Cosa succede ai redditi dei più poveri se aumenta l’Iva?

L’aumento dell’Iva, che tutti dicono di voler evitare, per il momento sta scritto sull’ultima legge di bilancio che, come le altre precedenti, ha rimandato il problema all’anno prossimo, ma peggiorandolo. Le aliquote dell’aumento, infatti, sono state aumentate per evidenti ragioni di coerenza contabile, portando così le previsioni di gettito, dopo l’attivazione delle clausole di salvaguardia, a 22,7 miliardi nel 2020 e 28,4 miliardi nel 2021, ai quali sommare altri 400 milioni per le accise, rispettivamente 3,9 e 9,2 miliardi in più rispetto a quanto previsto dalla legge precedente.

Il confronto fra le vecchie e le nuove aliquote correlate all’attivazione delle clausole si può osservare agevolmente nel grafico sotto estratto dalla relazione annuale di Bankitalia, che ospita anche una simulazione assai utile per comprendere gli effetti macroeconomici e soprattutto distributivi di un eventuale aumento dell’Iva.

Come si può osservare, rimandare ha sempre un costo, specie se nel frattempo si aumentano anche le spese. La conseguenza è che il governo dovrà trovare il modo per disinnescare la bomba che ha acceso e non sarà per niente facile, vista l’entità delle cifre in gioco e i proclami che ancora oggi annunciano nuove spese, sotto forma di taglio delle tasse e chissà cos’altro. E’ saggio perciò provare a capire cosa potrebbe succedere se questa bomba dovesse scoppiare.

Nello sviluppo della sua simulazione Bankitalia distingue il caso di un pass-through ordinario, ossia di una traslazione dell’effetto Iva pari a circa l’80% in due anni, da un effetto ridotto, quindi più ritardato e diluito nel tempo degli aumenti.

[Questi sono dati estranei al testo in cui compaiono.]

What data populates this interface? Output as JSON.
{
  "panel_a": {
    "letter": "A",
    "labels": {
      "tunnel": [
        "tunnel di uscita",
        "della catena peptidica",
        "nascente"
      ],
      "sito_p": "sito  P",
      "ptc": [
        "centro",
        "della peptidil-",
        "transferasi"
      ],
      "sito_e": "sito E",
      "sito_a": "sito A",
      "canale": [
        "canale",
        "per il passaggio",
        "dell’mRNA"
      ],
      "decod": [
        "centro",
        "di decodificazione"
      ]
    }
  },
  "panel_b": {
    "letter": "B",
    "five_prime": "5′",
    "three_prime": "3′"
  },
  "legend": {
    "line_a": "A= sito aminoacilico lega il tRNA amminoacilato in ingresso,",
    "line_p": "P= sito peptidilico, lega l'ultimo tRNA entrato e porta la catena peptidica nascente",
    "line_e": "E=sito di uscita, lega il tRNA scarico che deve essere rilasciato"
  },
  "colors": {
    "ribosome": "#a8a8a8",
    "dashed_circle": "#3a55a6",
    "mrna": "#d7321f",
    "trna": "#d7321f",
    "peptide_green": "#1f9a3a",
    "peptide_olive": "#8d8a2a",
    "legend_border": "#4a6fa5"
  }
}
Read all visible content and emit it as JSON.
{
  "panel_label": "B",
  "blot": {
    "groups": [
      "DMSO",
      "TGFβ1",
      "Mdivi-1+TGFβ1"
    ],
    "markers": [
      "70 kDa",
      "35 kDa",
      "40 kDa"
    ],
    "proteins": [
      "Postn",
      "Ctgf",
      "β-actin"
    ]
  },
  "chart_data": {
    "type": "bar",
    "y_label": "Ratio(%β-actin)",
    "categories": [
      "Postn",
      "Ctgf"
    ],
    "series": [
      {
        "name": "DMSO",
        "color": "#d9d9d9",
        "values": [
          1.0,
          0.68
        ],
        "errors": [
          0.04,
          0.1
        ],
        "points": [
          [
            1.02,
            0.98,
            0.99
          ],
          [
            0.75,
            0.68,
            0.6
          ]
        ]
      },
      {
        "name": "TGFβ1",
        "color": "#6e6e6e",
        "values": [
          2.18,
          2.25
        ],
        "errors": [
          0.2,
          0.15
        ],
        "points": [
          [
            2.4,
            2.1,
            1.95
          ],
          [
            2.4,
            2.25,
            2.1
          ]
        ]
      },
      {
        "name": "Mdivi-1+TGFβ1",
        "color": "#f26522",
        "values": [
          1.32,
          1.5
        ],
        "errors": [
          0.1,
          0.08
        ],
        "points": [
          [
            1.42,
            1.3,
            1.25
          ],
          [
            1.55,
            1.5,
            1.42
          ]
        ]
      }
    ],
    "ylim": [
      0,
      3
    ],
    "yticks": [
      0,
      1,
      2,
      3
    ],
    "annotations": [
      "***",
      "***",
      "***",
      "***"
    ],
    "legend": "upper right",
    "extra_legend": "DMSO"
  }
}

In ogni caso, gli effetti macroeconomici sarebbero rilevanti.

Sul lato redistributivo la premessa è che la simulazione dell’effetto del rialzo dell’Iva impatti completamente sui prezzi dei beni e che le scelte di consumo delle famiglie rimangano stabili, senza osservare invece gli effetti indiretti sui salari, i redditi o l’occupazione dell’incremento delle imposte. “Sotto tali ipotesi – sottolinea – l’aggravio dell’IVA determinerebbe nel breve periodo un incremento della disuguaglianza nella distribuzione dei redditi netti familiari equivalenti”. L’indice di Gini, che serve a misurare la diseguaglianza, aumenterebbe dello 0,2% portandosi al 32,4. “In particolare per le famiglie appartenenti al primo decimo della distribuzione il reddito netto diminuirebbe di circa l’1,5 per cento, mentre per quelle appartenenti all’ultimo decimo la flessione risulterebbe dello 0,7 per cento”. In sostanza il grosso del’aggravio verrebbe sopportato dalle fasce deboli della popolazione. Un effetto che però viene mitigato dall’adozione del reddito di cittadinanza, anche se non tutti i poveri ne hanno diritto.

La simulazione corretta per il reddito di cittadinanza conduce al grafico sotto, che esamina i due effetti congiuntamente.

In sostanza, il combinato disposto di Rdc e Iva condurrebbe in media a una “significativa crescita del reddito netto per il primo decimo della distribuzione dei redditi lordi; tale effetto si annullerebbe per il secondo decimo e diverrebbe negativo per i successivi”. Notate che il peggioramento è inversamente proporzionale al livello di reddito, com’è logico che sia. I più poveri avrebbero un maggior sollievo grazie al sussidio, ma sempre ricordando che fra costoro “sono presenti nuclei familiari che, non beneficiando dell’RdC, sarebbero comunque svantaggiati dall’incremento dell’IVA”. E questo spiega perché il governo dica che vuole evitare l’aumento Iva. Che è cosa diversa da dire che riesca.